I’ve only been recruiting for three and a half years, but I have been in relationships all of my life.  I’ve lived and worked in many different types of environments and with all sorts of people from Liberian refugees to an Intelligence Officer from Ohio and Car Salesmen from Ethiopia.  Through these experiences I have realized that everyone and everything in this world exists through and because of relationships—in other words, connections.  Work naturally fosters relationships and relationships change you. With every relationship, our worlds get bigger and we are challenged to extend ourselves beyond our comfort zones. This scares most people. It can’t scare us.

I want to show you a pattern. It goes like this. People fear change. So if relationships change you then theoretically people must also fear relationships.  But, we’ve already concluded that work fosters relationships, so that must mean that on some level many people must fear an aspect of work as well.  And what do we do when we fear something?  Well, we avoid it if we can and if we can’t do that then we try to distract ourselves as much as possible until it is over. That takes us right back to most people hating Mondays and saying “Thank God It’s Friday.” Does that sound like a stretch?  Good.  If you’re stretching then it means you’re growing.

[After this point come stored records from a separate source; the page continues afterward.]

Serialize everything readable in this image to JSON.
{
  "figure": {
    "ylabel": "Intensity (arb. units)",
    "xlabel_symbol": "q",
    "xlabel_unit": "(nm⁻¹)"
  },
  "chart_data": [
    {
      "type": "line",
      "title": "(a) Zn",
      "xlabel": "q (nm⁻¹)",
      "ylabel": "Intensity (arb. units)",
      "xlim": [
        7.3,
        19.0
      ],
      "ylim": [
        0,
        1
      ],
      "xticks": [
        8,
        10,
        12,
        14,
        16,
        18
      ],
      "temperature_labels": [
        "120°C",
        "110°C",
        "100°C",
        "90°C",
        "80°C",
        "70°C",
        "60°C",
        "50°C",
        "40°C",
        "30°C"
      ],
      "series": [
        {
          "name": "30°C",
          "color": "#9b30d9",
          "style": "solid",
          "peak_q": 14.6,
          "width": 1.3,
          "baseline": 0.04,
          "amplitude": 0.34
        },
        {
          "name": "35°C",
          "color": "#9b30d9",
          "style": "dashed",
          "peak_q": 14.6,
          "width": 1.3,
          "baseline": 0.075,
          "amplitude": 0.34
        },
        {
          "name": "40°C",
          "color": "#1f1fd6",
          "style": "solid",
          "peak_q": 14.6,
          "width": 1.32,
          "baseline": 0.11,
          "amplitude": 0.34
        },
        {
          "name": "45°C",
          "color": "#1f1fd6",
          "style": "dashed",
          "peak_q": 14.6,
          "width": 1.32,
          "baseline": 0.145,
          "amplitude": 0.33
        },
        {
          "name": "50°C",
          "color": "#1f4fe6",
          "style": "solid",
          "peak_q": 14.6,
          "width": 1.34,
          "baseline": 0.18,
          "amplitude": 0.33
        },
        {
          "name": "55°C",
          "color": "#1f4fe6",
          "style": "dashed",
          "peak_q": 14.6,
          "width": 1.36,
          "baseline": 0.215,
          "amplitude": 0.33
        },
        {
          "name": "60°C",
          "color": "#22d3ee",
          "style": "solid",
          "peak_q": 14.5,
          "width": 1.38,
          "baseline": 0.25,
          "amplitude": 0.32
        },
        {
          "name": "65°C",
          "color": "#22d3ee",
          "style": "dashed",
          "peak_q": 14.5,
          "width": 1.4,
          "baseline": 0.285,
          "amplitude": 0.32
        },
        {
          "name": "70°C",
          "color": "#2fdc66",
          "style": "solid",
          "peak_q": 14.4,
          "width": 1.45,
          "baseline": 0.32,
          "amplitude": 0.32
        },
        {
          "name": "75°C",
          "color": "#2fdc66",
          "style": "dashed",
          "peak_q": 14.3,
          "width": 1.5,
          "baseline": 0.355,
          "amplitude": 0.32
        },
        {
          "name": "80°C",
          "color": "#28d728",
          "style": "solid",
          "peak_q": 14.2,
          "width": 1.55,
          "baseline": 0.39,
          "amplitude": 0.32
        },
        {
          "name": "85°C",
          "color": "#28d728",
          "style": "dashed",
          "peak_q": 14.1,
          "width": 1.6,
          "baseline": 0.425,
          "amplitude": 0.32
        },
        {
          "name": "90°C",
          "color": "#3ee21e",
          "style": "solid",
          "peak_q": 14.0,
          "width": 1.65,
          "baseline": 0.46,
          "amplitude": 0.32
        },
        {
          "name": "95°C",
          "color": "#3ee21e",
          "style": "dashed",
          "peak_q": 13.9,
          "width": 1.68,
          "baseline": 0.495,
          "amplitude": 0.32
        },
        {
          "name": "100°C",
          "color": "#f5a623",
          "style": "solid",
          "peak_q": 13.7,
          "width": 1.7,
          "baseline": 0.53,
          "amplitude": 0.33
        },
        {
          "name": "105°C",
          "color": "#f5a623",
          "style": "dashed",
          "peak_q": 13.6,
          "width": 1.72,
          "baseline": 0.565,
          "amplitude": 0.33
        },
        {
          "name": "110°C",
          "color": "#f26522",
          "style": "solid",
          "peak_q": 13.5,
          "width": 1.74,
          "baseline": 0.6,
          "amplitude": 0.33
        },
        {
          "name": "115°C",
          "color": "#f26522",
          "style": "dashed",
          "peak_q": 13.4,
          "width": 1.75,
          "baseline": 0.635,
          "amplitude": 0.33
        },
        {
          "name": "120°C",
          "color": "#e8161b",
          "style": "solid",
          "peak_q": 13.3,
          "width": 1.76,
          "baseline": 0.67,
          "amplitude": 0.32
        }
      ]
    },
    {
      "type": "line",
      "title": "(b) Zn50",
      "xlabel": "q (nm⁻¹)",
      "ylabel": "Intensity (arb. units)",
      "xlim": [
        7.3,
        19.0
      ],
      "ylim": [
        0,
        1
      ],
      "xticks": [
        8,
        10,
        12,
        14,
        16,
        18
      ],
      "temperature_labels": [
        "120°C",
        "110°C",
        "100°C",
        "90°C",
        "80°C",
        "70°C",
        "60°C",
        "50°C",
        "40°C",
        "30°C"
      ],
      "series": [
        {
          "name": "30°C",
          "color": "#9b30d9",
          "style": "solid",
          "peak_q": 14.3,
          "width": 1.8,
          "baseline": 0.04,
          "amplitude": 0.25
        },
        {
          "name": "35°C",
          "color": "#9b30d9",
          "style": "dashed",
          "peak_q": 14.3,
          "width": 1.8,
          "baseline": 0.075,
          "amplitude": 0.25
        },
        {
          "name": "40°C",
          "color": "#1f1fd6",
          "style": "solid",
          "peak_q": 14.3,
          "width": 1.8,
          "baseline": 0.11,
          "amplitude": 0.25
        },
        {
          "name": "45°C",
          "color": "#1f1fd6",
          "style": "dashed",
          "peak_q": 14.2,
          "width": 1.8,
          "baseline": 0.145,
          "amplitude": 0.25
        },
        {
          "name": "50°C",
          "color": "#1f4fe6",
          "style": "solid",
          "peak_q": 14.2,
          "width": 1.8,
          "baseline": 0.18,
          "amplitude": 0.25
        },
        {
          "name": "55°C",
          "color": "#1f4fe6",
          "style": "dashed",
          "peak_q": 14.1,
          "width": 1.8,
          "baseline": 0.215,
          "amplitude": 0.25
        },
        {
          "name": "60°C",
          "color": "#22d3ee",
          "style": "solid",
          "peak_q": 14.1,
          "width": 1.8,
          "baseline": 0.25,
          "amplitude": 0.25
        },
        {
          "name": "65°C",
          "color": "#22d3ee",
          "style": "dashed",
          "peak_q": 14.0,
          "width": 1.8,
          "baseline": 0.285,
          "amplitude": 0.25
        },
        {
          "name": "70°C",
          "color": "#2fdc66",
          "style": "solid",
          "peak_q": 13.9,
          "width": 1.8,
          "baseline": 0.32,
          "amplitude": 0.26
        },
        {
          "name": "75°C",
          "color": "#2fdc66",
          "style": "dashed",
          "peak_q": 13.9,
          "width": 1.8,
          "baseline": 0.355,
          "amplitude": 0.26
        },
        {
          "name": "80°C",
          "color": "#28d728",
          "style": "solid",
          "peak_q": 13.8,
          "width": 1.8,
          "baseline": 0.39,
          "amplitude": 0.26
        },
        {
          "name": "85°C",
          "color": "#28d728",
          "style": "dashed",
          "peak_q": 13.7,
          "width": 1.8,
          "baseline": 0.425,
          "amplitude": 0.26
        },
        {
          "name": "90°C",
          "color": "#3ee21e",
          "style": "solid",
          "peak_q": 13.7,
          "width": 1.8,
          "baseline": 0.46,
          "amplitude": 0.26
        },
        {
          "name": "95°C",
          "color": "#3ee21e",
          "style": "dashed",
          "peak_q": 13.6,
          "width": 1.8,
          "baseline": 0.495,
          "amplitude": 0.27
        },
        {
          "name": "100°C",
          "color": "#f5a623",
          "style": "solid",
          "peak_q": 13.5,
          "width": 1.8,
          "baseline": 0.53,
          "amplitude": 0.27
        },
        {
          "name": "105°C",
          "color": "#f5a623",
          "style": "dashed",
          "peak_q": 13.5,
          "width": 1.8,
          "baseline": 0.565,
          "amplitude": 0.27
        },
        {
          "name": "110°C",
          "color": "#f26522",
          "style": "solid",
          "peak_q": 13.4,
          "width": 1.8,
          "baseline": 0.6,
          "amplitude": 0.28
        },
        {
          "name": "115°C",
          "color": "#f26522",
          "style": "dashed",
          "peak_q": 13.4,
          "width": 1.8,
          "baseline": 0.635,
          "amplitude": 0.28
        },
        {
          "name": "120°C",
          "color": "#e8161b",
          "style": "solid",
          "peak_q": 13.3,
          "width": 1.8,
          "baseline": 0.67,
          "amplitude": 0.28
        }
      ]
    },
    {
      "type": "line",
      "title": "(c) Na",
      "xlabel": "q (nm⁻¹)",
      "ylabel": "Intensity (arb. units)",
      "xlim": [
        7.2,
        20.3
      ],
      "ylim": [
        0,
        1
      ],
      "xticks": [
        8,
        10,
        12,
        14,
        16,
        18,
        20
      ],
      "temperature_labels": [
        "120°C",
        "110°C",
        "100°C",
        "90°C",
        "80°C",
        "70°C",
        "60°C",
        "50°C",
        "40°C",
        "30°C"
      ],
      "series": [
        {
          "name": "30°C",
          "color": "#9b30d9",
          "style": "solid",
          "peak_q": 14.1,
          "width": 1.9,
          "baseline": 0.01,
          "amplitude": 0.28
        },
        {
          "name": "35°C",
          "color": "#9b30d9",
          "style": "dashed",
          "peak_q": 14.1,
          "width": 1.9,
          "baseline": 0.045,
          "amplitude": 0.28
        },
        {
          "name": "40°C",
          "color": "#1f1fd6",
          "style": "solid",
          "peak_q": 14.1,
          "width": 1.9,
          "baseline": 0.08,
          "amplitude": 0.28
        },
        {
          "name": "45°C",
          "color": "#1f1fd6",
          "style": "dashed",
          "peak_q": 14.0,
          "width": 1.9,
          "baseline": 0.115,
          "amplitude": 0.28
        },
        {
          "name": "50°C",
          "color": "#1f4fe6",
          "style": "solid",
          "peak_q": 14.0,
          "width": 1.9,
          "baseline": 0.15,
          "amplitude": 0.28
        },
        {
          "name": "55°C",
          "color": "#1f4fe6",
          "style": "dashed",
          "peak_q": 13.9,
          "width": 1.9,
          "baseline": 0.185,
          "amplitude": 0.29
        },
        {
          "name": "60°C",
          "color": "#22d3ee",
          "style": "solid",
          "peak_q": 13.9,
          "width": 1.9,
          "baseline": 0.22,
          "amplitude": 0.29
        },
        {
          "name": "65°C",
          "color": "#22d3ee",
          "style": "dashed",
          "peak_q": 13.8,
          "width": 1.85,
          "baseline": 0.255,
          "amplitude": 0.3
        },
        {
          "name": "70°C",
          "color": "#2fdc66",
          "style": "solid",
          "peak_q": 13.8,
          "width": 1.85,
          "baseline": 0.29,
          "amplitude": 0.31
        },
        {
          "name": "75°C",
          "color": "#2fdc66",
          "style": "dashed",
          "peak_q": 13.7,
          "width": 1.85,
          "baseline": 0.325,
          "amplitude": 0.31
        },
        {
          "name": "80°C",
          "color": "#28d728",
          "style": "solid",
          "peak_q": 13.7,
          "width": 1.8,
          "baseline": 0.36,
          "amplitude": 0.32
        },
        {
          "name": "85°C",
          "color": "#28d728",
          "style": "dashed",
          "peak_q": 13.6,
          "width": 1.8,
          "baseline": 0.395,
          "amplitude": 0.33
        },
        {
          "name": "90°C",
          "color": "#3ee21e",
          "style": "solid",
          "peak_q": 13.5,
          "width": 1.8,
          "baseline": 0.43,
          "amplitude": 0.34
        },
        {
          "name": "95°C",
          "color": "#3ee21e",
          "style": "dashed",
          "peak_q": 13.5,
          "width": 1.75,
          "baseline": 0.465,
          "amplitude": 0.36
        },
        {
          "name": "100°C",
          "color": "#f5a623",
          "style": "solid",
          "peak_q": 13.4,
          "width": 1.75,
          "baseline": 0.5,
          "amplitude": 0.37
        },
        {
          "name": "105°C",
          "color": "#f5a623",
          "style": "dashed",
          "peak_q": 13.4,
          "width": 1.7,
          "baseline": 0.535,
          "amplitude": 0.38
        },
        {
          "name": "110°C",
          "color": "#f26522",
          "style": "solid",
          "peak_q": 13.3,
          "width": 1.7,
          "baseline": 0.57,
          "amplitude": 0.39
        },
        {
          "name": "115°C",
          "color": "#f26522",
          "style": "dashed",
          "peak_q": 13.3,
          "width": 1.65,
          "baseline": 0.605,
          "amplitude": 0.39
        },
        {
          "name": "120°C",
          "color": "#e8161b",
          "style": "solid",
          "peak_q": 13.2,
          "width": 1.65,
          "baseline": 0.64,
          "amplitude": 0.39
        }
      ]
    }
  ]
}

So now the question is, “What do you do with The Tao of Work”?  The answer is: Live it!  In everything you do, hold work in high regard.  Value everything it takes for anything to get accomplished in this world and challenge others to do the same.  After you spend an hour with a candidate learning about their twenty years of work experience, don’t be content with a simple, “We’ll pass” from your client.  You, that person, and even your client deserve more. If you found value in that candidate make sure the client knows it and is moved a little beyond their comfort zone when they respond.  If they still say “no”, at least they’ll know what they are saying “no” to.  And you can rest knowing that you’ve done good work.